An orphan, who enters the trade to fend for her ailing mother’s medical needs, Pavitra tries to save other girls from similar fate by floating a charitable trust and aiding the needy. In the process she sees to it that photographer Siva who takes prurient pictures of unsuspecting girls to blackmail them into prostitution is sent behind bars and thereon politicians in sheep’s habit who drool over her, forms the pivot of Pavitra. That MLA Shidhar’s son Abhi is besotted with her when sent to deflower her, despite his father’s stiff opposition, who then plots to kill the couple to make it an emotive platform to win at the political hustings are the film’s other sub tracks. 

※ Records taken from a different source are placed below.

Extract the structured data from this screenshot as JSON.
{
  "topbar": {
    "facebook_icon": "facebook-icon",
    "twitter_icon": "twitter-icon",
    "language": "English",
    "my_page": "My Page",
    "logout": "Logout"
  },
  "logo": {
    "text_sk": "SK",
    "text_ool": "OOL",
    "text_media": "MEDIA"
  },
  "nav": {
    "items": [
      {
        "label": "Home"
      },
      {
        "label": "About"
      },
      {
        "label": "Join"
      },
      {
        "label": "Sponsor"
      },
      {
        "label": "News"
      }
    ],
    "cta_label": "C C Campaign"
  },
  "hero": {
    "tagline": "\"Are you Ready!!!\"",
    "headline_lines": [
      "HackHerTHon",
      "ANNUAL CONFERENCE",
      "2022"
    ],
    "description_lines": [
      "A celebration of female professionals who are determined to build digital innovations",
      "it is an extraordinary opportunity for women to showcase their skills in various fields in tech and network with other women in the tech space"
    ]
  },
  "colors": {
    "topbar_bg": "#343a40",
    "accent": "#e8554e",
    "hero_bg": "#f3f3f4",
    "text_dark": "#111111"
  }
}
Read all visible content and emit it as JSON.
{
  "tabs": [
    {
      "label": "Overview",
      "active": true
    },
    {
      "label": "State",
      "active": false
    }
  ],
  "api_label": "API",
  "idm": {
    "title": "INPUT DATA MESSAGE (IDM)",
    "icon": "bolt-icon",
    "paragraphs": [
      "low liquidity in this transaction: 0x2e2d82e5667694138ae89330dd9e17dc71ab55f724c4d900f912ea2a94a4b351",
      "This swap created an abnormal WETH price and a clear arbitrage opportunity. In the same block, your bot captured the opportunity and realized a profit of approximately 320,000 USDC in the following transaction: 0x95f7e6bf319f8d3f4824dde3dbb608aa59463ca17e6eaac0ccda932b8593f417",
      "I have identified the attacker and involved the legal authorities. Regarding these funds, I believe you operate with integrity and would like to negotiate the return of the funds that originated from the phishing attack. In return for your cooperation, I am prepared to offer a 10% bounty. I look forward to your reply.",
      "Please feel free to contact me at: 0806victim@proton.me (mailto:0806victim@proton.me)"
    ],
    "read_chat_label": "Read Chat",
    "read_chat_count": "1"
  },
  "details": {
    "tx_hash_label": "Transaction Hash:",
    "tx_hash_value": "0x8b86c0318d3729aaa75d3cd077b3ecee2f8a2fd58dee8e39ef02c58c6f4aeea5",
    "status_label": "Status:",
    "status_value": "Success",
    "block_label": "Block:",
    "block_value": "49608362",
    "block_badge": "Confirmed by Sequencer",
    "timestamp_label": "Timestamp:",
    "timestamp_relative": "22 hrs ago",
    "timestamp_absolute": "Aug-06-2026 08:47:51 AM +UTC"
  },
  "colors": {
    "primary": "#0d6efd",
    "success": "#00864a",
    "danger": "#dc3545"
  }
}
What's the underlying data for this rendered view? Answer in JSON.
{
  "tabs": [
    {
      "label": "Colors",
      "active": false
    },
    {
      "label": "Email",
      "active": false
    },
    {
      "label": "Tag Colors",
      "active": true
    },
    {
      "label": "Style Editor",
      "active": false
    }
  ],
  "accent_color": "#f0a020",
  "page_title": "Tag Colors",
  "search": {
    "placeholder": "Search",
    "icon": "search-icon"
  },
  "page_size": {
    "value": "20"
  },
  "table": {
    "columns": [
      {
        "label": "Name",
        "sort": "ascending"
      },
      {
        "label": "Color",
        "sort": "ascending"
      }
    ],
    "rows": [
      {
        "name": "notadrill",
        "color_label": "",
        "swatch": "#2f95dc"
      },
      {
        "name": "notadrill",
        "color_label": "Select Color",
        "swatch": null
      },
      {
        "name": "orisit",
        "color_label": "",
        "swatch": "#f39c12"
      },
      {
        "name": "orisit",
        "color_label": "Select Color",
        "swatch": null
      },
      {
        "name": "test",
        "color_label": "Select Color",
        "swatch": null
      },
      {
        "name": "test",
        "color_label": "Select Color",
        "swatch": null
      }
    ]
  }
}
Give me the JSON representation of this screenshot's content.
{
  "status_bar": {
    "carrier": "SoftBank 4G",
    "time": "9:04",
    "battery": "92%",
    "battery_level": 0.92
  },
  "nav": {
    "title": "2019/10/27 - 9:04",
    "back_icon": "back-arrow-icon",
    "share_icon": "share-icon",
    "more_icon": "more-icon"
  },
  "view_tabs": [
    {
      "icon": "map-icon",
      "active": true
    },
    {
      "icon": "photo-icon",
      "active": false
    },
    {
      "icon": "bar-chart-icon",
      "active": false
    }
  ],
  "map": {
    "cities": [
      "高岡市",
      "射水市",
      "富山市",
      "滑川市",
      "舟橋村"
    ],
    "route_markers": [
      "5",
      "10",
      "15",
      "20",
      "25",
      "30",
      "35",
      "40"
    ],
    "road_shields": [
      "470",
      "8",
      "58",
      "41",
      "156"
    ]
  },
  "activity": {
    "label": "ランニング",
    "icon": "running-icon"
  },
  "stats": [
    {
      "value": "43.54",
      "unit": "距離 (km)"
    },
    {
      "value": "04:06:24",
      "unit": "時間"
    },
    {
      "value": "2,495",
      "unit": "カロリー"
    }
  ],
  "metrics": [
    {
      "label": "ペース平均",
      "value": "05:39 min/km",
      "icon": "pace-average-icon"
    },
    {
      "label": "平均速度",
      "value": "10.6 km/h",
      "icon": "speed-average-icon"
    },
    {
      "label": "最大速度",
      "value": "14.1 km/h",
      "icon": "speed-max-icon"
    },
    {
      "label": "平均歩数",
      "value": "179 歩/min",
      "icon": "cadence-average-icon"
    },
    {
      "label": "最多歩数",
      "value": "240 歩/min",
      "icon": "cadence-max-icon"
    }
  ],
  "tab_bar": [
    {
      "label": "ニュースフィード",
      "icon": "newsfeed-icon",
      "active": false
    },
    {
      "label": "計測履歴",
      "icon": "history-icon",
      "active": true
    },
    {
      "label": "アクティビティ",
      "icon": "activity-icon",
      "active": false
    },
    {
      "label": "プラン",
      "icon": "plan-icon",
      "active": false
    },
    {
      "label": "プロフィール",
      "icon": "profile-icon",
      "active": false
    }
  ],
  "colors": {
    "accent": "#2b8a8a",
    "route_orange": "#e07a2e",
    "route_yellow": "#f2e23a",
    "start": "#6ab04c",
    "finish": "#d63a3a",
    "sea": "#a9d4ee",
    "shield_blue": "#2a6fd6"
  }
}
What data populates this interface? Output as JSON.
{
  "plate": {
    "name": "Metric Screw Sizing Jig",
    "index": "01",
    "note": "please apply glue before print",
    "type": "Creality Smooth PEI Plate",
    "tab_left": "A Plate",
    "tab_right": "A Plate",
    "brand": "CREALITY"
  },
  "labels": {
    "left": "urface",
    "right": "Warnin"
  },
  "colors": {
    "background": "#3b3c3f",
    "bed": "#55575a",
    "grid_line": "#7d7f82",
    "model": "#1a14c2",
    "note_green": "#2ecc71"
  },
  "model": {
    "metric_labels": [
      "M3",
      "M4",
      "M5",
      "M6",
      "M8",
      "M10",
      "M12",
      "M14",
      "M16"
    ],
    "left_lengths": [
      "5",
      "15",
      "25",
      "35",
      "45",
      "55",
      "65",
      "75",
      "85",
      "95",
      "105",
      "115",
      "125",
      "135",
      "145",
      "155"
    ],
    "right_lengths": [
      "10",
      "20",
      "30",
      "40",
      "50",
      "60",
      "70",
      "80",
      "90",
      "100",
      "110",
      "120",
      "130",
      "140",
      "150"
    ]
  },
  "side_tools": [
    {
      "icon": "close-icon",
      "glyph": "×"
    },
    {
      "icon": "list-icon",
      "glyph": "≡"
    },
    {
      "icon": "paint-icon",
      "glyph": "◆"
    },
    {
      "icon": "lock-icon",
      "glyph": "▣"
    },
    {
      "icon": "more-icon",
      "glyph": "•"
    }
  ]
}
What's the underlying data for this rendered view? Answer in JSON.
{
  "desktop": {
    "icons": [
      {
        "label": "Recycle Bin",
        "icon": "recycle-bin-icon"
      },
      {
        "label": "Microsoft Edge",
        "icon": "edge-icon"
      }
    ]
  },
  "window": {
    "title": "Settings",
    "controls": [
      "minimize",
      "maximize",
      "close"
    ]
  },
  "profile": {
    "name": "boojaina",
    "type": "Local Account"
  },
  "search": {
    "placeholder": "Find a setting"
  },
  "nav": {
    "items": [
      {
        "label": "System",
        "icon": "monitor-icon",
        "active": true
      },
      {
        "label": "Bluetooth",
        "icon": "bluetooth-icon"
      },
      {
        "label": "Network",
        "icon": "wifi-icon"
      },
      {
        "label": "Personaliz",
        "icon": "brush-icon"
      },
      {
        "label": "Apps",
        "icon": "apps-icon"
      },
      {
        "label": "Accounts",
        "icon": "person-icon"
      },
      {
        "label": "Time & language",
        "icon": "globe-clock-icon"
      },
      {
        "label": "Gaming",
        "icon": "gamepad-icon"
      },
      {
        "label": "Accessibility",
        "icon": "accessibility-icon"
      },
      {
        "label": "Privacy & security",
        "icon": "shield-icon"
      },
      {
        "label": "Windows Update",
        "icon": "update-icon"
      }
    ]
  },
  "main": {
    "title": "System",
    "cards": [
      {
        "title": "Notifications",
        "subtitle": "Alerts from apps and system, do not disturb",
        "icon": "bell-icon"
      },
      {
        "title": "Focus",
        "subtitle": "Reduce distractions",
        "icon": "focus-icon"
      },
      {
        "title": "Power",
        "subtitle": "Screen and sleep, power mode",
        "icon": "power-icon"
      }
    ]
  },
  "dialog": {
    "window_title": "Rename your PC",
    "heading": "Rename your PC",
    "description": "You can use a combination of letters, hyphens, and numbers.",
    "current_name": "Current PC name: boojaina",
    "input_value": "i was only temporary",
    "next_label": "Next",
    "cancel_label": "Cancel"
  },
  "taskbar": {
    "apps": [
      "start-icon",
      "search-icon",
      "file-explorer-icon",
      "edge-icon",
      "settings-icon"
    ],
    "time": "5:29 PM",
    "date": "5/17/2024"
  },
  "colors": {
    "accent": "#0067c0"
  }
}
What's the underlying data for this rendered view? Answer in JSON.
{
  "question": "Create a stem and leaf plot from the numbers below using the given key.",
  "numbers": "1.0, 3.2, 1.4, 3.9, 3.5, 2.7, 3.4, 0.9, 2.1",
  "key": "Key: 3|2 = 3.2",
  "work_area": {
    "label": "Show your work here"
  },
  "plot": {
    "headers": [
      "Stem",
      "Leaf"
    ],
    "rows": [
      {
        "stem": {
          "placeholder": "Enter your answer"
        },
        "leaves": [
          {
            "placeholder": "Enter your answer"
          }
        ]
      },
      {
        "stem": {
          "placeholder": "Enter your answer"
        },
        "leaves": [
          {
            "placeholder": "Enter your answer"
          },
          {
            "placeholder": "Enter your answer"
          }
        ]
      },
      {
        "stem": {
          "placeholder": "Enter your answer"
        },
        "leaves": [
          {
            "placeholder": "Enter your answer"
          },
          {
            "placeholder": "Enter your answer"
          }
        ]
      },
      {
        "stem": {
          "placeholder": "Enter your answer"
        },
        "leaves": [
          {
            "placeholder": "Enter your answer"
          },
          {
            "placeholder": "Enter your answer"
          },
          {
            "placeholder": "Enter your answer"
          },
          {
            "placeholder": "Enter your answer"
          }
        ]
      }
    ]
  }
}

Despite faulty screenplay, needless drivel, cliched cacophony and lacklustre technicalities, director Janardhan Maharshi ensures Pavitra treads a different trail than a routine risque tale of a fallen woman due to its powerful, hard-hitting dialogues. Shriya Saran as purposeful, smooth talking, sensuous Pavitra scorches the screen playing the title role at her raunchy best ensuring the film achieves its intended purpose. The audiences have a whale of a time drooling over her gorgeous persona and lusty performance. Others match up to expectations and ensure Pavitra turns out into determined tale of a prostitute who puts people in their place even as she plays putty and playful puppet in their hands to meet her honourable ends. Janardhan Maharshi has made determined efforts to make a meaningful, socially purposeful film despite a wary eye on the boxoffice.